I was heartily glad, therefore, when at last I found that there was nothing to prevent me from paying a visit (long promised, and long looked forward to, but against which, I began to think, gods and men had conspired) to my old and true friend Lumley. I dare say he has a Christian name; indeed, I have no reason to doubt it, and, on the strength of an initial not very decipherable, prefixed to the L in his signature, I have never hesitated to address him, “J. Lumley, Esq.;” but I know him as Long Lumley, and so does every man who, like myself, remembers him at Oxford; and as Long Lumley do all his cotemporaries know him best, and esteem him accordingly; and he must excuse me if I immortalise him to the public, in spite of godfathers and godmothers, by that more familiar appellation. A cousin was with him at college, a miserable sneaking fellow, who was known as “Little Lumley;” and if, as I suspect, they were both Johns or Jameses, it is quite desirable to distinguish them unmistakably; for though the other has the best shooting in the country, I would not be suspected of spending even the first week of September inside such a fellow’s gates.

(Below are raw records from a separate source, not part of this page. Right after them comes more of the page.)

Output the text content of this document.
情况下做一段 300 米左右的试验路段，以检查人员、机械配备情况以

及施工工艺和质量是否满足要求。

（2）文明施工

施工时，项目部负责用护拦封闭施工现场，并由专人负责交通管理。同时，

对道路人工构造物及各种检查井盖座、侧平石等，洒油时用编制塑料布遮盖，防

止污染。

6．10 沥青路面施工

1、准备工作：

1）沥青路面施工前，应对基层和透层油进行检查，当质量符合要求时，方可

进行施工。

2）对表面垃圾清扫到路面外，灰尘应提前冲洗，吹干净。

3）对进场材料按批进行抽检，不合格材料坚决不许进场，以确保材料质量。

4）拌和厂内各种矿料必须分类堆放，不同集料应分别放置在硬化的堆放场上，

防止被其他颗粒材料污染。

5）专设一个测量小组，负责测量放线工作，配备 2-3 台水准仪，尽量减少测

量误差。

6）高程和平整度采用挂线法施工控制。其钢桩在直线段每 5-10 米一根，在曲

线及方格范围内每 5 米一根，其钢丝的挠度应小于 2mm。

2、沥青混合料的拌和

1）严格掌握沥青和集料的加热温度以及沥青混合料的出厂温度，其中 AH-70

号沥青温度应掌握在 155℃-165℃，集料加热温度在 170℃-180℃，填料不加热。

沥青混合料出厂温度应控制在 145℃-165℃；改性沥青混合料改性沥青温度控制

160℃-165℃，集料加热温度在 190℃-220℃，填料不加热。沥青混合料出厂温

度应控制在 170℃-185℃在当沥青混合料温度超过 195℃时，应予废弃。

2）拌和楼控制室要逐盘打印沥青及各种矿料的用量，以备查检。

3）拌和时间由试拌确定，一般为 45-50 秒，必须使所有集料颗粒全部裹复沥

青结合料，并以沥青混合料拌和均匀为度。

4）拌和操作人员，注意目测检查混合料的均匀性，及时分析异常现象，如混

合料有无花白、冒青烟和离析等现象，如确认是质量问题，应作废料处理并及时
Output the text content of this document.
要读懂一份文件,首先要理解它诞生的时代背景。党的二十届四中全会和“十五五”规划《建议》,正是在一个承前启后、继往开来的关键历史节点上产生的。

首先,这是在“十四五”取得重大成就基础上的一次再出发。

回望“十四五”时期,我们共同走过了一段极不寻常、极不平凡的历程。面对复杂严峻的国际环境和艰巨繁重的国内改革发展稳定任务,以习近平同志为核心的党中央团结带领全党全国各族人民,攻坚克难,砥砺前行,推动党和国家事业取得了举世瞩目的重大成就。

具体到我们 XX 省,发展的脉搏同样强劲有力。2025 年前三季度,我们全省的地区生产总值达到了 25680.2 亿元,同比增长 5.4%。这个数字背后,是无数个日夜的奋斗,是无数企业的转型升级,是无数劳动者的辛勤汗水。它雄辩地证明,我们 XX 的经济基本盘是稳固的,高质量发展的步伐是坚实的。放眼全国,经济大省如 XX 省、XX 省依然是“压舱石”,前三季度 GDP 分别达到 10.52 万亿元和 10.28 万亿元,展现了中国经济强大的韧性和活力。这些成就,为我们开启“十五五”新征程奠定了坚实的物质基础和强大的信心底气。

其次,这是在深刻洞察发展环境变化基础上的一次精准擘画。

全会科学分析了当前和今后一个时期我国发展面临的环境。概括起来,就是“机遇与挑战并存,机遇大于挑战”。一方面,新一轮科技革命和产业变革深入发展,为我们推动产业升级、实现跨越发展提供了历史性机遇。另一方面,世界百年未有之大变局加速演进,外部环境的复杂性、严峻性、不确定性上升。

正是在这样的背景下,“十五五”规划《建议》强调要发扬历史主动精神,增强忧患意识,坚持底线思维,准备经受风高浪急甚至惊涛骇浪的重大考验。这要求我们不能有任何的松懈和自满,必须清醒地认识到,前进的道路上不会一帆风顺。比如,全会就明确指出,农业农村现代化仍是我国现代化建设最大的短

But Long Lumley was and is of a very different stamp; six feet three, and every inch a gentleman. I wish he was not, of late years, quite so fond of farming: a man who can shoot, ride, and translate an ode of Horace as he can, ought to have a soul above turnips. It is almost the only point on which we are diametrically opposed in tastes and habits. We nearly fell out about it the very first morning after my arrival.

Breakfast was over—a somewhat late one in honour of the supposed fatigues of yesterday’s journey, and it became necessary to arrange proceedings for the day. What a false politeness it is, which makes a host responsible for his guests’ amusement! and how often, in consequence, are they compelled to do, with grimaces of forced satisfaction, the very thing they would not! However, Lumley and myself were too old friends to have any scruples of delicacy on that point. I had been eyeing him for some minutes while he was fastening on a pair of formidable high-lows, and was not taken by surprise when the proposal came out, “Now, old fellow, will you come and have a look at my farm?”

“Can’t I see it from the window?”

“Stuff! come, I must show you my sheep: I assure you they are considered about the best in this neighbourhood.”

“Well, then, I’ll taste the mutton any day you like, and give you my honest opinion.”

“Don’t be an ass now, but get your hat and come along; it’s going to be a lovely day; and we’ll just take a turn over the farm—there’s a new thrashing-machine I want to show you, too, and then back here to lunch.”

“Seriously, then, Lumley, I won’t do anything of the kind. I do you the justice to believe, that you asked me here to enjoy myself; and that I am quite ready to do in any fairly rational manner; and I flatter myself I am in nowise particular; but as to going bogging myself among turnips, or staring into the faces and poking the ribs of shorthorns and south-downs—why, as an old friend, you’ll excuse me.”